照る日曇る日 第2110回
思いがけず恵送賜った詩誌「アンエディテッド」を拝読しました。この詩誌は、水島英己、小林清明、フジイカズマサ、鈴木祟、郡宏暢の6名によって制作されている季刊誌ですが、前号同様その充実した内容に驚くと共に、大変新鮮な刺激を受けることができました。
今号の冒頭は、ゲストライターたる秋山基夫さんによるエッセイで、私がてんで知らなかった澤村光博という詩人と「幻影の日々」という作品を、1950年代の詩壇?を背景に記憶に止めることができました。

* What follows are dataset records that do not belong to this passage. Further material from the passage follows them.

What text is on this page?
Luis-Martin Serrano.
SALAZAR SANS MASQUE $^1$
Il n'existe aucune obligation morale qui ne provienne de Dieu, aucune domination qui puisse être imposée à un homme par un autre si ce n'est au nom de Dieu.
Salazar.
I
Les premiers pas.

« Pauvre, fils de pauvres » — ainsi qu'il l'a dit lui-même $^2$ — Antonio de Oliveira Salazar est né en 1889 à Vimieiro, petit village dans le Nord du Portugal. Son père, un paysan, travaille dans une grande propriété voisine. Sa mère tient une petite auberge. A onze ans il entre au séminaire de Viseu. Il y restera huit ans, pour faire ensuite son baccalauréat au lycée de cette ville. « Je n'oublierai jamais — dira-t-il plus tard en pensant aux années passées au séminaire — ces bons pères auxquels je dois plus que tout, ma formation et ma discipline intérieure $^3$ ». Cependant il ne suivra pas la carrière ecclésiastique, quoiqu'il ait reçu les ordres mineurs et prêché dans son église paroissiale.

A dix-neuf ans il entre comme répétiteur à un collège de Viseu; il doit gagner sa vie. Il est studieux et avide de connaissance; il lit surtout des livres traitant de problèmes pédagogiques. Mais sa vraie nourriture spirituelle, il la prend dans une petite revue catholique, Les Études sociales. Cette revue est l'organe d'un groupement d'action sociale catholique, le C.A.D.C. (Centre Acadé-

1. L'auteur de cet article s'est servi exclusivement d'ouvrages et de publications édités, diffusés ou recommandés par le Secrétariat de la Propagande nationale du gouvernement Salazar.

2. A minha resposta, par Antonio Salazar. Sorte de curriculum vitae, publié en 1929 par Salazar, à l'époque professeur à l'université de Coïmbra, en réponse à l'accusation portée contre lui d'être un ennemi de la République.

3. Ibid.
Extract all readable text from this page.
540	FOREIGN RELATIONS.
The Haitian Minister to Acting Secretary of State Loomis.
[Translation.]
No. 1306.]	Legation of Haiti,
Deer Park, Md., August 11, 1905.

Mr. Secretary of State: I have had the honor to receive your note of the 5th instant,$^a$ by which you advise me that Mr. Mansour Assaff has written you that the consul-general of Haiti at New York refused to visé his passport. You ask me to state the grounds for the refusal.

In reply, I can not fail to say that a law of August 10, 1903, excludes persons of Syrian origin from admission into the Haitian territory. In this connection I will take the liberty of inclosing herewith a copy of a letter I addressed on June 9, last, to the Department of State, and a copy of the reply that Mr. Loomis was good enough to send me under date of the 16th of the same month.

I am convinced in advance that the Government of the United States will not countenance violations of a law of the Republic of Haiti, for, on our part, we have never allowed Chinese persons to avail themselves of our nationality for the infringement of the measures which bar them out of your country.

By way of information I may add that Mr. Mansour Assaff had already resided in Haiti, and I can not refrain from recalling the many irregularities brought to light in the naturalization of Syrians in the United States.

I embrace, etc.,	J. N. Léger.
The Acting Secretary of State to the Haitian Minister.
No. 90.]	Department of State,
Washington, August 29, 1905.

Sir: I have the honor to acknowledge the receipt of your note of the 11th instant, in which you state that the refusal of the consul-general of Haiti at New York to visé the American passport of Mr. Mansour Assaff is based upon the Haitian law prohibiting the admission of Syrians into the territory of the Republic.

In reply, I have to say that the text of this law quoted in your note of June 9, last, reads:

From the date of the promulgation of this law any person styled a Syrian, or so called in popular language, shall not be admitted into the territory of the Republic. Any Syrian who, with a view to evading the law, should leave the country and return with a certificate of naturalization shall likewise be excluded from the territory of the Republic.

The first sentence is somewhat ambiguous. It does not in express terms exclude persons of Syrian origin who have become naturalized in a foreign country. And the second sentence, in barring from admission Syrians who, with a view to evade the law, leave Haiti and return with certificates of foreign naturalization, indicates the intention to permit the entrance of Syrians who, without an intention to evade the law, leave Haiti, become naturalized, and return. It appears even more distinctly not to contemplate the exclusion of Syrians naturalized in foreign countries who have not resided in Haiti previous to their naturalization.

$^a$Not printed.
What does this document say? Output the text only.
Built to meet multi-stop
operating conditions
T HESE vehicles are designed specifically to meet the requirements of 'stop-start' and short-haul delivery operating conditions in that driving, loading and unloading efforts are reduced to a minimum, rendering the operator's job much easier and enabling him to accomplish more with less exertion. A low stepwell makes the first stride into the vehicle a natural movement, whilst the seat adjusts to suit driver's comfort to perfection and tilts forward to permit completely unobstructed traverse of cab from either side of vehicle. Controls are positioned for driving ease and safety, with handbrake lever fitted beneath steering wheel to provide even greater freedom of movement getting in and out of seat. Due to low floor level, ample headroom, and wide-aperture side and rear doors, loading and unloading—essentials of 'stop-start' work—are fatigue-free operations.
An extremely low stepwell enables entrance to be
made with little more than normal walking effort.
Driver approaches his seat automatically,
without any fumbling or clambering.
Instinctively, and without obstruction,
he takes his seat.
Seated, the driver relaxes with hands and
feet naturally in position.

水島英己さんは、「オウィディウスの末裔たち」というエッセイと「彼方人へ」という詩を寄せておられますが、とりわけ小生は、「吾が待ちし秋萩咲きぬ今だにもにほひに行かな彼方人に」という万葉集の秀歌などに霊感を受けた詩編「彼方人へ」にいたく心惹かれ、このような古代歌謡を原器とした、「永遠の相」を保持するゲンダイ詩の可塑性と可能性に着眼した作者の、先見の明に大きな刺激を受けました。
フジイカズマサさんは、「八王子駅南口」という詩を書かれていますが、私事乍ら八王子には小生の次男が住んでいるので、なるほど彼はこんな躍動的な光景の中を行き来しているのか、とその光景が眼前に広がったような気持ちです。
鈴木祟さんは、「舟」というタイトルの17の俳句を載せておられるのですが、「太刀洗ひの水迸り夏はじめ」という作品は、私が毎日のように散歩に行く鎌倉五名水のひとつを、このように鮮やかに詠み下した腕前にいたく感服した次第です。
その他、郡宏暢さんの詩「お茶」と詩論、小林清明さんの「ブラック ジャコバンを読む」という、「史上一度だけ成功した奴隷による奴隷解放の革命」について論じた書評も大層興味深いものでした。
ことしの末か来年早々に発刊されるという、次号への期待が膨らみます。